The new mobile phone app allows parents to securely log in and watch live video of their babies from wherever they are. The technology is being trialled inside the neonatal intensive care unit (NICU) at Townsville Hospital as part of a collaboration with the Hospital, Health Service specialists, nurse educators, James Cook University and CSIRO’s Australian e-Health Research Centre.
Pre-term twins Zachary and Sebastian have spent the first weeks of their lives being cared for in this Unit. Their mother, Samantha Hayden has been trialling the app and said she loves being able to see her boys whenever she wants.
“If I get up in the middle of the night, I can turn on my phone and see my boys wriggling and moving,” Ms Hayden said. “I’m immediately reassured.”
CSIRO’s Australian e-Health Research Centre CEO Dr David Hansen said the technology aimed to help parents faced with the difficult reality of having to leave their babies in hospital.
“This affordable solution has been engineered with privacy and security features and uses mobile phones– which makes the technology widely accessible,” David said.
This solution was one of a wave of digital health technologies being developed to revolutionise healthcare in Australia, according to David.

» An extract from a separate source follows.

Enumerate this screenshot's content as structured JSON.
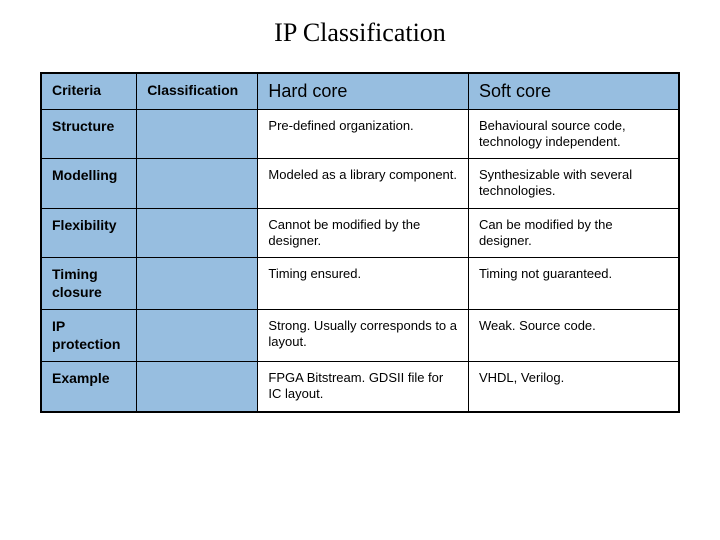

“While all Australians will benefit from digital health technologies, their ability to provide equity of access to health services for rural and remote Australia will be profound.”
Townsville Hospital’s neonatal specialist Dr Yoga Kandasamy said of the 900 babies treated annually in the NICU, about a third were from regional and remote parts of north and north-west Queensland.
“These babies are often with us for many months,” Dr Kandasamy said.
More than 35 parents have used the app to stay connected with their babies while in care since the trial started at the Townsville Hospital in early 2018. The Hospital will be analysing trial data to explore whether the technology helped with parent-infant attachment and helped reduce parents’ concerns.